Only, it is. Because the food was great! The rest of the day was not as good.
Breakfast - Cottage cheese and cantaloupe
Morning snack - Farewell cupcake from the interns
Lunch - Mushroom chicken ravioli
Afternoon delight- Birthday cake (Mocha chilled layered whipped cream cake from La Bonne Bouchee)
Dinner - Dim Sum and Peking Duck!
Delicate little Shrimp Dumplings
Left: Sticky Rice Steamed in Lotus Leaf Right: Pork dumplings
Not shown: Steamed Chicken Paws (feet) because the waiter refused to let us order them.
And the crowning glory:
Peking duck with adorable little white buns and cabbage and Chinese parsley. WHICH IS CILANTRO. I thought cilantro was a South American thing, but no, China is also polluted by the foul weed. That was fine, because the Peking duck was not as delicious as the last time I had it. This duck did not require 24 hours notice, so it was suspect anyway.
The Rest of the Day
So, I dropped Gary off at his car and drove home (while Gary ran to the grocery and bought me more chocolate). I was in the garage at home, and I was outside the car, reached through to the back seat to get my box of leftover cake and DAMNIT.
I didn't choke or cough or sneeze. All I did was reach. And then I peed out. (It's my new term. It has the drama of "bled out," which I need. No one's ever embarrassed by bleeding out.) I immediately employed the Kegels, and ultimately it made a 10 second humiliating experience into a 20 second humiliating experience.
Oh, and Poise Pad? Useless. Well, it protected the garage floor. I was not protected, nor the top half of my pants, which went into the washer AGAIN.
I think perhaps I got the signal from the neurologist's office that "this happens to everyone" because perhaps it does happen to everyone with MS. And there is nothing TO be done. I mean, I'd think they'd want to do more than rule out a bladder infection, or see if it is a neurological problem with voiding or a neurological problem with not voiding, or it it's a flare-up and not a symptom.
I sent an email, and I am just going to proceed without medical advice. So! New plan!
1. I had 2 hours of urine in there, so now I will make an attempt every hour. Perhaps I can empty myself out in tablespoons. HAH! My pee is measured out in coffee spoons! That's what that poem meant.
2. Diapers? I can't picture it. It isn't pride. Let's say I'm in the office, and I lose it in the diapers (because evidently just being vertical can provoke this.) So I go in to the bathroom, and I take OFF MY PANTS IN THE STALL. I can't even keep imagining to see what happens after that. Well, what comes next is someone else in the bathroom says, "Ellen, are you okay? Why are you taking off your pants?" The door doesn't come down to the floor, and by their shoes ye shall know them in the bathroom. (I do have a pair of sandals Marcia has, and when I wear them at work I wonder if people in the bathroom think I'm Marcia.) And then what happens to the diaper? I just can't see a practical scenario.
3. However, after a little research I am reminded of another alternative: the intermittent catheter. And if I had been undecided, this is what Wikipedia says about it:
"Intermittent catheterisation is considered the ‘gold-standard’ of care for bladder emptying."

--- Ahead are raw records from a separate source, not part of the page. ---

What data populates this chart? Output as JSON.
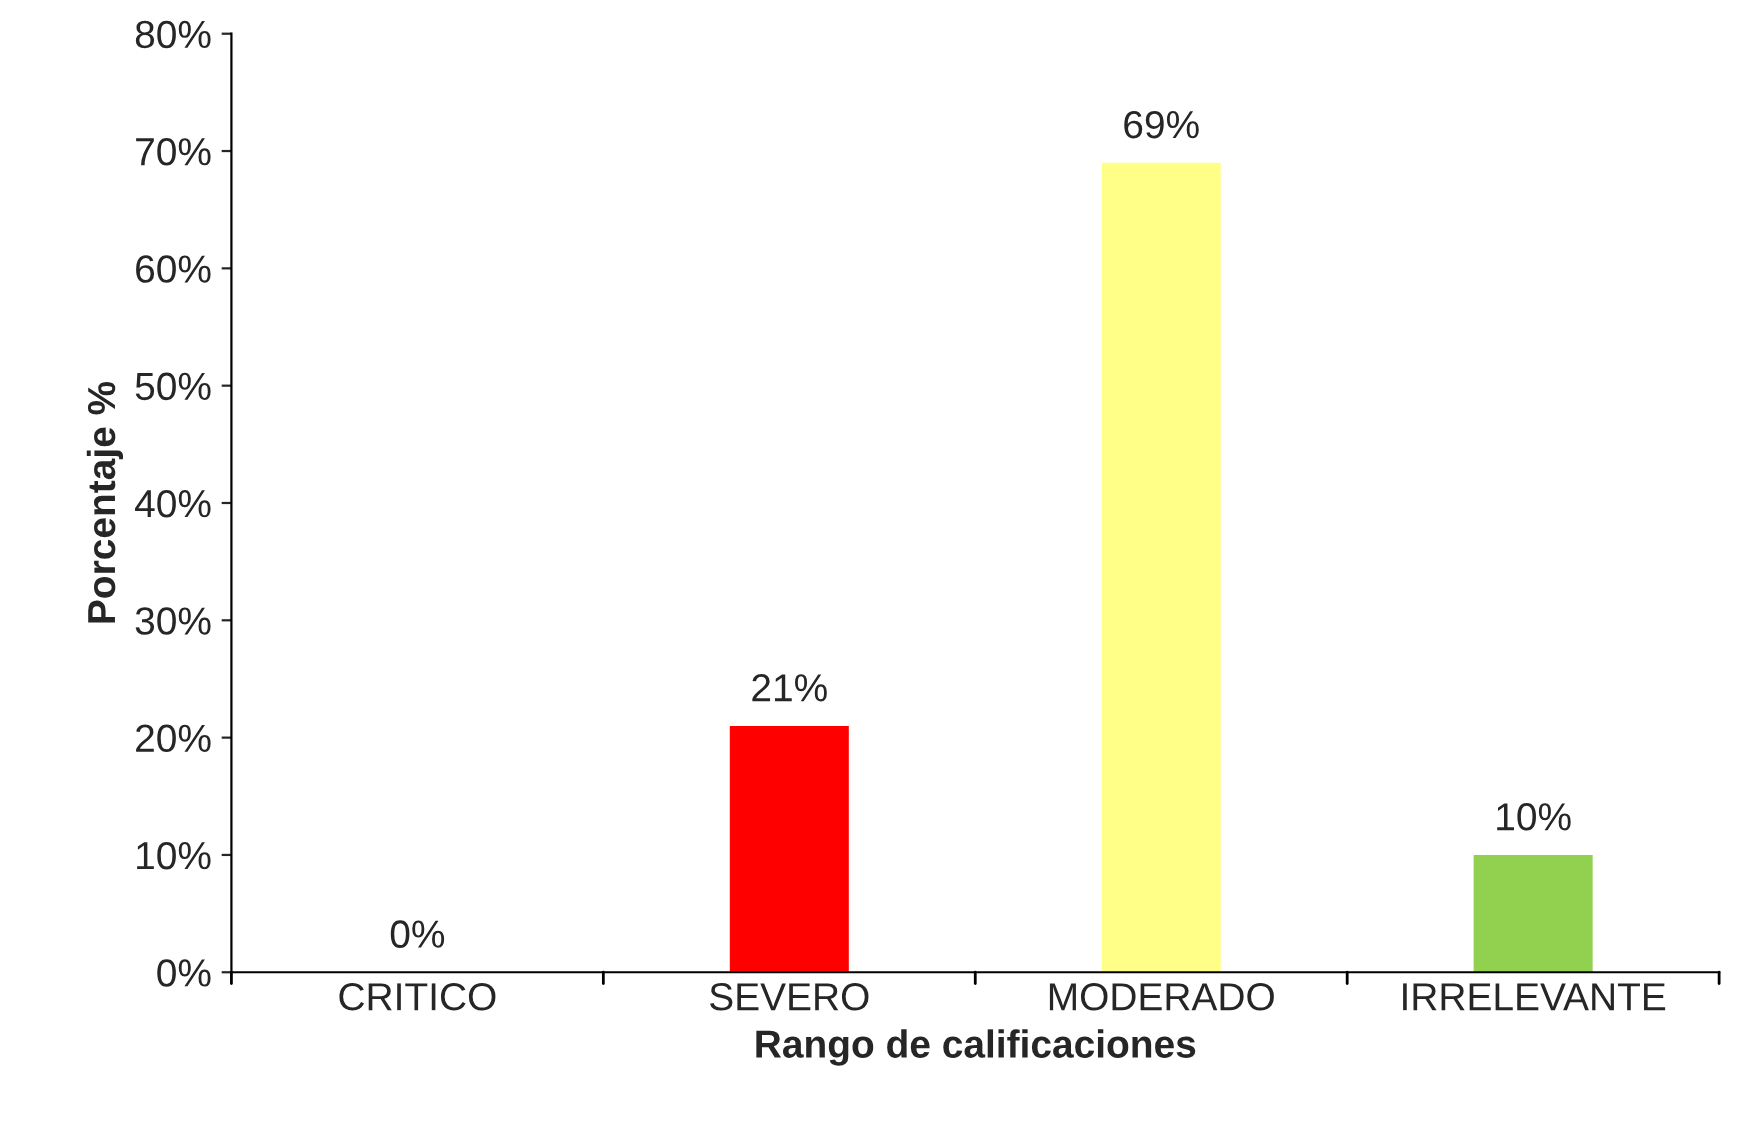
{
  "chart_data": {
    "type": "bar",
    "xlabel": "Rango de calificaciones",
    "ylabel": "Porcentaje %",
    "categories": [
      "CRITICO",
      "SEVERO",
      "MODERADO",
      "IRRELEVANTE"
    ],
    "values": [
      0,
      21,
      69,
      10
    ],
    "colors": [
      "#ff0000",
      "#ff0000",
      "#ffff88",
      "#92d050"
    ],
    "value_labels": [
      "0%",
      "21%",
      "69%",
      "10%"
    ],
    "ylim": [
      0,
      80
    ],
    "yticks": [
      {
        "value": 0,
        "label": "0%"
      },
      {
        "value": 10,
        "label": "10%"
      },
      {
        "value": 20,
        "label": "20%"
      },
      {
        "value": 30,
        "label": "30%"
      },
      {
        "value": 40,
        "label": "40%"
      },
      {
        "value": 50,
        "label": "50%"
      },
      {
        "value": 60,
        "label": "60%"
      },
      {
        "value": 70,
        "label": "70%"
      },
      {
        "value": 80,
        "label": "80%"
      }
    ],
    "grid": false,
    "legend": false
  }
}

Sold! Here's my new plan. Every day I pack disposable intermittent catheters (the priciest ones I can find) and use one every two hours and throw it away in the menstrual pad disposal container, because I haven't used that thing in thirty-two years and it is my right.
Upon further research, I find I will also have to pack water-based lube (which I HAVE on hand) and that "Female intermittent catheters are generally about six inches long and come in French sizes. The French sizes range from 8Fr-24Fr."
Yeah, I don't know. All I know is I will be writing my name in the snow at the first opportunity. If I don't need a presciption I'm just ordering a bunch of different sizes and trying them out this weekend.